The killing of militant Abu Musab al-Zarqawi at the same time Iraq finished forming its government was "a stunning shock" to al-Qaeda, US Defence Secretary Donald Rumsfeld said last night.
"A stunning shock to the al-Qaeda system," Mr Rumsfeld said of the death of Zarqawi and five others in a US bombing in Iraq.
"On the very day he gets killed, the government gets formed," he told reporters on his plane home to Washington from Brussels, where news of Zarqawi's death upstaged a Nato ministerial meeting.
Replacing Zarqawi "is not impossible but it takes time, it takes effort," Mr Rumsfeld said.
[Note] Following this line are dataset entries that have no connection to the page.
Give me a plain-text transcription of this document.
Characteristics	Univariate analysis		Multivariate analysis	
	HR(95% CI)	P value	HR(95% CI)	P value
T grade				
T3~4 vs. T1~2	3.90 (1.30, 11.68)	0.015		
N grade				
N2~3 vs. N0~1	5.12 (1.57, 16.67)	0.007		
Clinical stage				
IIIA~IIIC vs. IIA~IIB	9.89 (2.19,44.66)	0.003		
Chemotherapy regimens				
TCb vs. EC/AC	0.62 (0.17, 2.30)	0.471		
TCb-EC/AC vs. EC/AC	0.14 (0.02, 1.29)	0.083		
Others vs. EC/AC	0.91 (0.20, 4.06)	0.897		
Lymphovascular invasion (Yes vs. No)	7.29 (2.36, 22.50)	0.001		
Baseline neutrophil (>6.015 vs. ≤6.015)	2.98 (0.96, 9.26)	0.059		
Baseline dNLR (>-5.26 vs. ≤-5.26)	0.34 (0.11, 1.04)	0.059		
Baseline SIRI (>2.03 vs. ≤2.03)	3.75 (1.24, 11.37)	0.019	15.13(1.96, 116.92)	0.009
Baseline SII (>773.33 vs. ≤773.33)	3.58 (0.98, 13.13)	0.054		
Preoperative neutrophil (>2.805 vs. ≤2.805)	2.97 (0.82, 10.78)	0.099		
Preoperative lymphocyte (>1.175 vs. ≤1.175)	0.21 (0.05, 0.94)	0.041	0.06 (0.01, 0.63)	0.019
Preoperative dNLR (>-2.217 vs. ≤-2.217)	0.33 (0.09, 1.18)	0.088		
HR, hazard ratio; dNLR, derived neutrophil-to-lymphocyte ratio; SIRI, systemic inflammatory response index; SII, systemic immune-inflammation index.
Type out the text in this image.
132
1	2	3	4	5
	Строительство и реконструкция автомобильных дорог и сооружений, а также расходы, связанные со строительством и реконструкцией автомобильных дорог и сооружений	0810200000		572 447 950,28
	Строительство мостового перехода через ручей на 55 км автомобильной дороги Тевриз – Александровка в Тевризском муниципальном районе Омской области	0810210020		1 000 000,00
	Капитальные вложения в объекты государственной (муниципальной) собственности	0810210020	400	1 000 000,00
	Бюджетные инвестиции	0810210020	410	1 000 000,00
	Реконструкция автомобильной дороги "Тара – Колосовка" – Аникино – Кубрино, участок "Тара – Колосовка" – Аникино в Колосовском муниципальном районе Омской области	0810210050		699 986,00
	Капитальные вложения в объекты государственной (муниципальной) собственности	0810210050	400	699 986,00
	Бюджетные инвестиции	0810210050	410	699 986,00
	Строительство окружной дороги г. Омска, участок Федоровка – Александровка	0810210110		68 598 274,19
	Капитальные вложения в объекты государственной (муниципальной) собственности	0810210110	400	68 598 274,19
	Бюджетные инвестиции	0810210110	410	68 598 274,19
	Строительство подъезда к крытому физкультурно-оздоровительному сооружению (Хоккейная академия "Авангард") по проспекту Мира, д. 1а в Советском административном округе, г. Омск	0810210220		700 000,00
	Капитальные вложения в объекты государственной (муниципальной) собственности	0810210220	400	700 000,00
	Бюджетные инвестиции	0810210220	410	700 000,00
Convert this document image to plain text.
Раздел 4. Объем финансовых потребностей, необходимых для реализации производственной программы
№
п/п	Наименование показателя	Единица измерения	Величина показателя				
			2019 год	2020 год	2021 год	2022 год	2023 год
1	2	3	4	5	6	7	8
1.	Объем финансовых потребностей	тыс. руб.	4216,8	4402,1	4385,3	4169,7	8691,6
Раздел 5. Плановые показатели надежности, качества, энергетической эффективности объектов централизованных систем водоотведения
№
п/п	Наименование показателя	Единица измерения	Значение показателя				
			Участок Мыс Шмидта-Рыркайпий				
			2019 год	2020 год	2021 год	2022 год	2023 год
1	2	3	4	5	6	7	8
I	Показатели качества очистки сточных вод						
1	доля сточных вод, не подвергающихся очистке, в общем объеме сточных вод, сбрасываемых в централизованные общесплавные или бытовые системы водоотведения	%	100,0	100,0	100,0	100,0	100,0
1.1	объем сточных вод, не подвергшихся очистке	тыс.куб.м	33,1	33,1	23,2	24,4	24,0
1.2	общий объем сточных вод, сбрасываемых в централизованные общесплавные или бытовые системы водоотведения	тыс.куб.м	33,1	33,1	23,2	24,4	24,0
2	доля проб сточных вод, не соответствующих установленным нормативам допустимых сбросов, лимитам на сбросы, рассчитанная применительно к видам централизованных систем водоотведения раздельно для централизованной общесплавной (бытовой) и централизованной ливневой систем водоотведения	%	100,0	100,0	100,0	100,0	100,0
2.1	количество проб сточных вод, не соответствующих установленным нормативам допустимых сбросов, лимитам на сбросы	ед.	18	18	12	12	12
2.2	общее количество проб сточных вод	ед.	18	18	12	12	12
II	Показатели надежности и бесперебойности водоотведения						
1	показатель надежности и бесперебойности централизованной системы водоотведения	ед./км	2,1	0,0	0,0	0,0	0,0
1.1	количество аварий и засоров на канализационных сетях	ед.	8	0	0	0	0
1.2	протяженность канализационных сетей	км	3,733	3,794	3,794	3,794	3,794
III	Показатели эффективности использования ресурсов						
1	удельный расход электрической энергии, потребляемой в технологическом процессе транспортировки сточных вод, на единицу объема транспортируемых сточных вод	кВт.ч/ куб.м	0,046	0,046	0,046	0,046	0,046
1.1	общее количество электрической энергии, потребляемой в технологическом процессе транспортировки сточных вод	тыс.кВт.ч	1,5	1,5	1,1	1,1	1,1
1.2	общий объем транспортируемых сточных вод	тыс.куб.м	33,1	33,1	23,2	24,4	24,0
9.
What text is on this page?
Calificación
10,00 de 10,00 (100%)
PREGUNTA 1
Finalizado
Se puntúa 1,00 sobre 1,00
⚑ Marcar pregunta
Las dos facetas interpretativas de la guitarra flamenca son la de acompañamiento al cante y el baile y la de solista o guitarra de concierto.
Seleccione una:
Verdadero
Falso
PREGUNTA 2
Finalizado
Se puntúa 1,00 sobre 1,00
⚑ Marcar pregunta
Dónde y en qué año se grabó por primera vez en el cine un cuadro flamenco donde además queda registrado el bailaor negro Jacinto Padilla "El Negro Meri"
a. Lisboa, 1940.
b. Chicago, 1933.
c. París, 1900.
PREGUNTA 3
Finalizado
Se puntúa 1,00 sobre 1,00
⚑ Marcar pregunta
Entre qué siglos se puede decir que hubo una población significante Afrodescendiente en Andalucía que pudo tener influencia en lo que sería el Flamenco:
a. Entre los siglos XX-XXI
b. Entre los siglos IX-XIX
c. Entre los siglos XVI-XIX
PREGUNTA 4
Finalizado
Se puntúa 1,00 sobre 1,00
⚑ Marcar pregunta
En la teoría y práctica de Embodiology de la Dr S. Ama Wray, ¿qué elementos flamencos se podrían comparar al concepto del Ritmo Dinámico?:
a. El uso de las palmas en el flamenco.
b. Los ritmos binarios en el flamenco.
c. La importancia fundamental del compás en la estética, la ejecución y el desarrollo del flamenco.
US authorities said Zarqawi directed the killings of thousands of Iraqis and was the pivotal link between al-Qaeda in Iraq and the wider network of Osama bin Laden,
Mr Rumsfeld said it was not immediately clear who might succeed the Jordanian-born Zarqawi.
"I'm sure that the intelligence people could probably tell you two or three people who had various roles and who would be likely prospects," said Mr Rumsfeld. "It could also be somebody outside the Iraqi network."
Asked if he expected a surge of retaliatory violence in Iraq, the Pentagon chief said many attacks were planned in advance, unconnected to daily events.
"You can have an upswing but I think linking it to that would surprise me," he.
Mr Rumsfeld hailed Iraqi Prime Minister Nuri al-Maliki for finally naming interior and defence ministers and averting a crisis in the Shia Islamist's three-week-old unity government.
"He's the kind of person who can make decisions, he can make tough decisions. He's willing to stick to his guns, and I think his early months as a relatively new political leader in Iraq, one has to give him very high marks," he said.